I wanted to tell them how beautiful they were, those wonderful brown faces. I wanted them to know how intelligent and capable they were, no matter what grown people around them said. I wanted them to understand that older people were often broken by life, and what they said about them was really most often about themselves.

I wanted to tell them, you will decide the future. I felt as though we were old friends, meeting after a painful separation, and that they recognized me, just as I knew them.

We spoke with the young men and women after the assembly. They wanted to know, what is America like? How come Panipat is so dirty and how can we fix it? One young man asked, what is success? We asked them, what music do they listen to, which films do they watch? What work do they want to do? Do they use instagram?

Our conversation moved in staccato, us speaking much more than them. They seemed reluctant to open up in the group, who knows when someone will use your vulnerability against you?

Afterwards a few young women cornered me, hesitating at first. They were so happy to meet me, they said. I told them I was too. They blurted out many of their thoughts, "my parents want me to get married, I am fifteen, I like to be in the city, village life is difficult, we want to be free, we want to be trusted enough to be allowed to go where we want, study what we want, how will society ever change, I don't know how I'll do in my exams".

I told them of my own experience, so different from theirs. Some of the young men spoke to my comrade: "We want to be men, they seemed to be saying, to protect our young siblings, contribute to bearing our parents' burden, but how? Studying is difficult, but I want to make something of myself. Do you know what I should do?"

They are the children of workers. Their fathers and mothers work in garment factories, at construction sites and tea stalls. They are children of that India which was born in the villages where there is no work. They live between the slowness and clannishness of the village, and the speed and anonymity of the city.
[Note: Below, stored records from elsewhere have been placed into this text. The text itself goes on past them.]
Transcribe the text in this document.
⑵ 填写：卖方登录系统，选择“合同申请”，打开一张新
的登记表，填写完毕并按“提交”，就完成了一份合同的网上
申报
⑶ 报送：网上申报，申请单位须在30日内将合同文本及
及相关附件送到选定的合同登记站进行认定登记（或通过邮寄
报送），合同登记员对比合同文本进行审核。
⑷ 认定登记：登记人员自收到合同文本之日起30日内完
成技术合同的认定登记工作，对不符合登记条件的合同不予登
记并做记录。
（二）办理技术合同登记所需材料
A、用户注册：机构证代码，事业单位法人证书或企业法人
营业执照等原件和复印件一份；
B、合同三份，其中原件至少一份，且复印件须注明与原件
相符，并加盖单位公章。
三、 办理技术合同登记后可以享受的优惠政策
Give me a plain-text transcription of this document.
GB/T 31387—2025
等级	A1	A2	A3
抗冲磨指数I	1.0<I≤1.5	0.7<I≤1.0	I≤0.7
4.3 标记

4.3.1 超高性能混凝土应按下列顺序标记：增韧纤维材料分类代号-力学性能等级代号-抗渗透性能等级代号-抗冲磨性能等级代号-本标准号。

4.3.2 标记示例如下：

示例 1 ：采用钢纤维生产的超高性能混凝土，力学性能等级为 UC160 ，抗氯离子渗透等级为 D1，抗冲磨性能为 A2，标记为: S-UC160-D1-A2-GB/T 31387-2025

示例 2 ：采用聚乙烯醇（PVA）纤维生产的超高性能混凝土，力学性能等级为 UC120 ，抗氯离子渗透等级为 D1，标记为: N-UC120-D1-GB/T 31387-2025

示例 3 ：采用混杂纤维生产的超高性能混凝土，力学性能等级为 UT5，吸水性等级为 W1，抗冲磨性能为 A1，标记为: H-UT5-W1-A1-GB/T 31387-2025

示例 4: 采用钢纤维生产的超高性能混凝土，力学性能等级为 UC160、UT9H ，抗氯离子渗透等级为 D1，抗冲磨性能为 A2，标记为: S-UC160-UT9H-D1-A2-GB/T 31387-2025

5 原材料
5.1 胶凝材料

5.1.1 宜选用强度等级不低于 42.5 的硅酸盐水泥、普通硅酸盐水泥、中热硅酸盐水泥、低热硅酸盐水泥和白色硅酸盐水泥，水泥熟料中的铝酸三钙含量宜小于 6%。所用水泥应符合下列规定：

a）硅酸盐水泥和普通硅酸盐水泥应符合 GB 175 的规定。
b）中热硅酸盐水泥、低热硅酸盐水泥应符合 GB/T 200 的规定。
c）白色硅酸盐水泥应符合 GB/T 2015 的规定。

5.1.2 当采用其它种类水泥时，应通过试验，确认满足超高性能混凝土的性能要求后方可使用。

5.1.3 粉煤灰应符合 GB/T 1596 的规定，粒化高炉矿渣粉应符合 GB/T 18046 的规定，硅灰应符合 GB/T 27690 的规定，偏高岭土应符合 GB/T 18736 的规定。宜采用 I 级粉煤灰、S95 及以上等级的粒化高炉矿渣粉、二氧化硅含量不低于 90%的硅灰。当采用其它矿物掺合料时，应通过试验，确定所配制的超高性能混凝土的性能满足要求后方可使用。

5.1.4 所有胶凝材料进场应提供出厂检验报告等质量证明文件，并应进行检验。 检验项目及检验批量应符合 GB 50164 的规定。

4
They are the youth that will define the world's future. The West is a part of their consciousness, and they are taught of their inferiority early, yet, they do not aspire to be Westernised. These are the young men and women are striving for more, fighting for survival and struggling to assert that they are somebody.

As we watched them sing their songs in the sun, we asked ourselves, what will happen to all that beauty? Their quest is long and full of meaning. Each of them, as individuals, represent the aspirations of our country as it matures 75 years after our struggle for freedom from bondage and slavery. As we become aware of ourselves as a nation of the poor, we will have to do right by these children of Panipat.

Nandita Chaturvedi is a fellow at the National Center for Biological Sciences, Bangalore.